– Я же просил тебя не приходить! Ну, я же просил! Так трудно выполнить просьбу?
– Ты определись, Джеймс Патерсон, что за приятный способ расставаться: звать меня каждую ночь и дрочить. В конце концов, я всего лишь образ в твоей дурной голове.
– Я справлюсь, я и это смогу пережить, подумаешь, шизофрения. Отпусти меня, Курт?

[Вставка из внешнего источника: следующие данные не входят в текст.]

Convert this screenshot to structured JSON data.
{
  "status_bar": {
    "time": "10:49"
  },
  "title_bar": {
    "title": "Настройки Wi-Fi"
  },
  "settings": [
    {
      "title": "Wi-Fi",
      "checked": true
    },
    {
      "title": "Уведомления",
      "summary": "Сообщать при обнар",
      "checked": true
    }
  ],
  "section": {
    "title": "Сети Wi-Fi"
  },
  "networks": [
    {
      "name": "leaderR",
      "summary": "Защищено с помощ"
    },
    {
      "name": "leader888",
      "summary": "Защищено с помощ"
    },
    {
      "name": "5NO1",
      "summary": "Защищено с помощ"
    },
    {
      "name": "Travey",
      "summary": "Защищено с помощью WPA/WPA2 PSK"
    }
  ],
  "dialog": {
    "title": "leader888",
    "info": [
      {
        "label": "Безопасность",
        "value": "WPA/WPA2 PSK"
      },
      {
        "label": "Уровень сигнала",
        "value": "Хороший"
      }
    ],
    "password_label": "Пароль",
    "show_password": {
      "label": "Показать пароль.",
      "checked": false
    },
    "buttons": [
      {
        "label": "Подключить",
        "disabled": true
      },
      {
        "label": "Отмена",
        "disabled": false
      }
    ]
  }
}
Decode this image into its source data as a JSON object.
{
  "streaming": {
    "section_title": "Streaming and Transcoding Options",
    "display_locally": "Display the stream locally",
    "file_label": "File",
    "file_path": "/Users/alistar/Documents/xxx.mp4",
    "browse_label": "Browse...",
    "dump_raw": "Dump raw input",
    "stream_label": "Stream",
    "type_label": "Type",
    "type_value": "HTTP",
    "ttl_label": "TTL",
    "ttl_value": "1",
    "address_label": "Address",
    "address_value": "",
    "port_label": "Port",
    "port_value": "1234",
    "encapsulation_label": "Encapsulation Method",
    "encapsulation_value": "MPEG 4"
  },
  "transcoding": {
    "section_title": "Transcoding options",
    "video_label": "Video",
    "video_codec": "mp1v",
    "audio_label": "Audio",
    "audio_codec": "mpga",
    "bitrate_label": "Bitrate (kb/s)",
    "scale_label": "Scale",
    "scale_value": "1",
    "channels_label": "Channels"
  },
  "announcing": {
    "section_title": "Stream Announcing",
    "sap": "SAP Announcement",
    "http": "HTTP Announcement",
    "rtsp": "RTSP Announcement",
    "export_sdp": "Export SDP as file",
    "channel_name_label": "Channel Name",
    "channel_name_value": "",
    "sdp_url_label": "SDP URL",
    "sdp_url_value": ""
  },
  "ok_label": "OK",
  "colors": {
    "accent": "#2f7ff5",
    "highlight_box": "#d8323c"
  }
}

– А смысл? Ты принадлежишь мне с детства, Джимми. Твоя прихоть сломала мою судьбу, тебе вовек не расплатиться.
– Да пошел ты!
– Могу и уйти. Хочешь?
– Погоди! Спроси у Диксона. Это полное безумие, но спроси, что он колол мне, формулы… Я боюсь, Курт! Мой туман – это следствие, записанная на подкорку память. Все это время я был программой, а теперь лечение Йорка что-то стронуло во мне, летят предохранители, мне кажется, что я выгораю. Свяжись с Гаррисоном, сделай что-нибудь. Спаси меня, Курт!
– Патерсон, ты реально болен. Я тебе не Гэб, чтобы крутить мной, как в голову взбредет. Но я спрошу, раз ты так умоляешь. Спрошу…
Я очнулся в своей постели. Тишина, темнота, на окнах решетки. Все тело горит, болит зад, в голове пустота. Руки перепачканы спермой. Я плачу.
***
Да, Курт, я принадлежу тебе с детства, встретив тебя, я вдруг стал вспоминать, и сквозь унылый образ Джеймса Патерсона проступил Джимми Мак-Дилан, безбашенный, веселый, упрямый и злой, как черт. Джимми, заявивший права на Гэба.
Ты боялся этого, моей любви, единожды обжегшись, единожды поверив моим словам, ты получил взамен одни лишь проблемы. Ты больше не хотел мне верить.